Ms. Badenoch came to public attention during her stint in Cabinet as a critical voice on gender issues, including calling for a change to the Equality Act to define sex biologically.
Braverman Bows Out
Ms. Braverman, meanwhile, said she had gathered enough support to compete in the race to replace Mr. Sunak but had decided not to run.Posting on social media platform X, she said: “With thanks to the 1000s of members, ex-Tory voters & MPs who supported me, I will not run for the leadership of the Conservative Party. I wish all the Candidates the best & will support the new leader from the Back Benches for a Conservative revival.”
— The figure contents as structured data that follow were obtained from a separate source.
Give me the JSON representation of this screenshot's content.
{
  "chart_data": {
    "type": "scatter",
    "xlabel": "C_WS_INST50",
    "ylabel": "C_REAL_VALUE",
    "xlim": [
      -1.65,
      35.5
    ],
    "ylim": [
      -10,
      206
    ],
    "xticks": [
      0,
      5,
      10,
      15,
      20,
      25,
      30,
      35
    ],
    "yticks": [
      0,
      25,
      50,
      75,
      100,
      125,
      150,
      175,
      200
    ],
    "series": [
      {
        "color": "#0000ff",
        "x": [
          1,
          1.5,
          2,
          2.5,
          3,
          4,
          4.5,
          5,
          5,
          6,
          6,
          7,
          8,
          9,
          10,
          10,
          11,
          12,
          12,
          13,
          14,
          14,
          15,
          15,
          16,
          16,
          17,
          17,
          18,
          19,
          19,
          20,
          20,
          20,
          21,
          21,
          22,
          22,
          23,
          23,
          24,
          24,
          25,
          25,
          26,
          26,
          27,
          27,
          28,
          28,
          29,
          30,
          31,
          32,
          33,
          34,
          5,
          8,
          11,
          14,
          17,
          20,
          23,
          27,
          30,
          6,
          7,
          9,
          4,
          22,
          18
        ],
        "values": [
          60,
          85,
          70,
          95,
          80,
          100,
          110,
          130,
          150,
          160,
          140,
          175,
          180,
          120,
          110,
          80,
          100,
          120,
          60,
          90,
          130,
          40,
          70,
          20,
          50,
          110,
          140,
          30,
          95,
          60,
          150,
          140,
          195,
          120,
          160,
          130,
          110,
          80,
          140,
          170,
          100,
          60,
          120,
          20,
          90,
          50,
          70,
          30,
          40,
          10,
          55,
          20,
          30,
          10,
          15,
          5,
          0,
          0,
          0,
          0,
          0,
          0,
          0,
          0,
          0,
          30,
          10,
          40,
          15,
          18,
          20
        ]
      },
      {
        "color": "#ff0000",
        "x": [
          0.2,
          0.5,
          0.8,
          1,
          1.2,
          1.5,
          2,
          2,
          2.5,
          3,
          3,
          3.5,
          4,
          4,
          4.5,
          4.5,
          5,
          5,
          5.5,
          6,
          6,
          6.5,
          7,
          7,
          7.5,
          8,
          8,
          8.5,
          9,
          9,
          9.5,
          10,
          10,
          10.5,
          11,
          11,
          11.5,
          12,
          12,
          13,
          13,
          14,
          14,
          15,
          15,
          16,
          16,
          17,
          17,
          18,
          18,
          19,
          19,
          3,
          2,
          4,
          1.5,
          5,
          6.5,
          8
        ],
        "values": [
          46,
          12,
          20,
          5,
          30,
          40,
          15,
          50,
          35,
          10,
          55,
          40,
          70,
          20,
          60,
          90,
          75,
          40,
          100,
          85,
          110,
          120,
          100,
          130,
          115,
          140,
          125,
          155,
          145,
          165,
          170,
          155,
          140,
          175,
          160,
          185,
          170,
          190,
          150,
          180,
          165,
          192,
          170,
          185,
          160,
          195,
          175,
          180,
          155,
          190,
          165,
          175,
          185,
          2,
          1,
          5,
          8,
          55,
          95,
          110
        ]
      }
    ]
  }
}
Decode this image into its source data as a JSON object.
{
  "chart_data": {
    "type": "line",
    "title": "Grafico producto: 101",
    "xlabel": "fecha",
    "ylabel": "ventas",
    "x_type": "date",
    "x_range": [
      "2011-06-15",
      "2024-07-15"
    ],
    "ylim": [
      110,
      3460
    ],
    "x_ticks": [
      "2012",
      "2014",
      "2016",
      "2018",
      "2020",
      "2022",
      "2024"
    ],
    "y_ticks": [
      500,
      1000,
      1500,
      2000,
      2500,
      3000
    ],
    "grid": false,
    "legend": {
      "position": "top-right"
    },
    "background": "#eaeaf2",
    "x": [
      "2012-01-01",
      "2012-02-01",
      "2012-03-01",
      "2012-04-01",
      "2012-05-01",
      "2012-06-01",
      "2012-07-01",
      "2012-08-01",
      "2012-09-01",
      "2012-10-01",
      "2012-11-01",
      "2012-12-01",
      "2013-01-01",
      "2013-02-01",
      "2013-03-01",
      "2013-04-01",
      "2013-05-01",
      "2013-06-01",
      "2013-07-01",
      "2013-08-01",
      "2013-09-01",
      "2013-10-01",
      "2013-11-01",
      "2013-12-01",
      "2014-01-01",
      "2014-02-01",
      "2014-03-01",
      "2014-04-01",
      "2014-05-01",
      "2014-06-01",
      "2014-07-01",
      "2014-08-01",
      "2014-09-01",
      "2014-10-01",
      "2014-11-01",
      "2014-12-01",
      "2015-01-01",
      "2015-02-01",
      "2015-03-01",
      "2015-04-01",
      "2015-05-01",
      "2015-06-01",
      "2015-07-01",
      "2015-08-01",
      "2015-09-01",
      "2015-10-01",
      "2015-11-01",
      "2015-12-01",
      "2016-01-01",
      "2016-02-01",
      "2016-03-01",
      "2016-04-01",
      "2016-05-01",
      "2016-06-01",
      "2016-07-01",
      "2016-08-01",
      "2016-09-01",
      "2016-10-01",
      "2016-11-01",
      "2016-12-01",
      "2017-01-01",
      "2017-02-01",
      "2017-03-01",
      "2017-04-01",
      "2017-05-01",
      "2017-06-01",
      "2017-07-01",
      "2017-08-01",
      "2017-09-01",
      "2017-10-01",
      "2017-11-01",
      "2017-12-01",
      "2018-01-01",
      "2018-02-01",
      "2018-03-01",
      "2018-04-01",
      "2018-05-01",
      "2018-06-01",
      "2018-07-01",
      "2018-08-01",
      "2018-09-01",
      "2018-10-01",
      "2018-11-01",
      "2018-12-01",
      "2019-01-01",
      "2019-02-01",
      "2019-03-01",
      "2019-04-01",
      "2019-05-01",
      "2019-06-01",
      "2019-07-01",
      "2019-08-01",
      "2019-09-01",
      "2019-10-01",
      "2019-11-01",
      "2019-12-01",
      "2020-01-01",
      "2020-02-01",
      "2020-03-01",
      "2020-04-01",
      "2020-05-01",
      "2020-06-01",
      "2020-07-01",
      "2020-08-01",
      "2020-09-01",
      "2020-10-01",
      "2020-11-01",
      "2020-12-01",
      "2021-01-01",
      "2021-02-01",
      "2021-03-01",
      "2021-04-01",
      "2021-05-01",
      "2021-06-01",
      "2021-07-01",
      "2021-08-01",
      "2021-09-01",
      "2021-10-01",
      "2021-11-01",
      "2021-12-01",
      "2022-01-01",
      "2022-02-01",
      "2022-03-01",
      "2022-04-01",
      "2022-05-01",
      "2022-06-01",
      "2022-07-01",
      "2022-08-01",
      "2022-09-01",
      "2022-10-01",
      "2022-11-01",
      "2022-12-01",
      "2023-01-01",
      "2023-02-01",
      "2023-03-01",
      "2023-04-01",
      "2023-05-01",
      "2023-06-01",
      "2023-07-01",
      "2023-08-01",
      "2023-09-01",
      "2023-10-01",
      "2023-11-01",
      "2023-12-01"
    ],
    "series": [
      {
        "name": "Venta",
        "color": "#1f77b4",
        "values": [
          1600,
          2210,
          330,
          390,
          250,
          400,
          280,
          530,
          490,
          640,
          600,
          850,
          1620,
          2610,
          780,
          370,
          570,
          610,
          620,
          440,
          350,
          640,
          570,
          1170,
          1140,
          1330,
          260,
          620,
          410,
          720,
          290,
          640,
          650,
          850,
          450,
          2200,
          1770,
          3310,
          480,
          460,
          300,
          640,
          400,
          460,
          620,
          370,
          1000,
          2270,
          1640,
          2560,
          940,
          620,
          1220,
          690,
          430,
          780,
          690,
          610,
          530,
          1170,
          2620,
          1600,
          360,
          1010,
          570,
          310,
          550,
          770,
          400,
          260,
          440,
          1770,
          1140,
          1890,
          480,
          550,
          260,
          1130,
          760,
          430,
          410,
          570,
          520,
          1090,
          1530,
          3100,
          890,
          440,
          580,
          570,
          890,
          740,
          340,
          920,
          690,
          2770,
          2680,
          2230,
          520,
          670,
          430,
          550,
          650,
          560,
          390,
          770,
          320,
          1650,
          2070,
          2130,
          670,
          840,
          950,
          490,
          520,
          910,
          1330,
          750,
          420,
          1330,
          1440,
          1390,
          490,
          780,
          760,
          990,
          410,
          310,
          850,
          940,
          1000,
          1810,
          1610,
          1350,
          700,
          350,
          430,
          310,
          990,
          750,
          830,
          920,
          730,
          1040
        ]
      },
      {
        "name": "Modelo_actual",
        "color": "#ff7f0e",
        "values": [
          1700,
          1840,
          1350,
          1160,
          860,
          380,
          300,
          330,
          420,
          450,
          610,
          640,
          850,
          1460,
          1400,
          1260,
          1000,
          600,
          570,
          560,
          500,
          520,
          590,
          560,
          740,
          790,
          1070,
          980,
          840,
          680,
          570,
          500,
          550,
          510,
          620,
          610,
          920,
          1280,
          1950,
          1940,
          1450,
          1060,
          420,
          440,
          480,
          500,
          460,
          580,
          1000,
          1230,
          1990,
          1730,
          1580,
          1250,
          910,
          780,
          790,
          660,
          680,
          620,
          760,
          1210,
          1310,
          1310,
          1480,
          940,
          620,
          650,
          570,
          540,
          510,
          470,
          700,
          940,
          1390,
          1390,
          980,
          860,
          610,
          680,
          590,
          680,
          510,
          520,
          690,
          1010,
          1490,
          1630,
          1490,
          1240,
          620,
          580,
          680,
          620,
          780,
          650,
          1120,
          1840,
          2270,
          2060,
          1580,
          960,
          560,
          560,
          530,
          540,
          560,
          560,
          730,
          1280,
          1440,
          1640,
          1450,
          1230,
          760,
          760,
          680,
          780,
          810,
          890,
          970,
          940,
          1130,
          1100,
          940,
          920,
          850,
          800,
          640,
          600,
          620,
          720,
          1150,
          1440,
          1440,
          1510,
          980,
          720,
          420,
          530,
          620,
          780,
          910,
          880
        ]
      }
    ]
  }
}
Writing in The Telegraph, Ms. Braverman said there was “still no consensus” on what led the Conservative Party to its worst general election defeat, and that she had been “vilified” by colleagues for outlining her view that it was down to raising taxes while pledging the opposite, failing to cut immigration, and overreacting to the COVID-19 pandemic.
The former home secretary also focused blame on failing to “tackle the long tail of Blairism” in the Human Rights Act, Equality Act, and European Convention on Human Rights, and for being in government as “transgender ideology and critical race theory seeped into our institutions.”
She added that the party must also confront the “existential threat” posed by Reform UK, but that she could not run for Tory leadership “because I cannot say what people want to hear.”
“I’ve been branded mad, bad and dangerous enough to see that the Tory Party does not want to hear this. And so I will bow out here,” she wrote.
“I can lead us in opposition and unite our party and get us match fit for the next election, with unity, experience and strength.”
Deadline Day
Nominations close at 2:30 p.m. on Monday.Contenders need a proposer, seconder, and eight other backers to stand.
The parliamentary party will narrow the field to four, who will make their case at the Conservative Party conference, which runs from Sept. 29 to Oct. 2 in Birmingham.
The final two, chosen by the parliamentary party, will then be put to party members in an online ballot that will close on Halloween with the result announced on Nov. 2.
Mr. Sunak will remain in post until his successor has been chosen.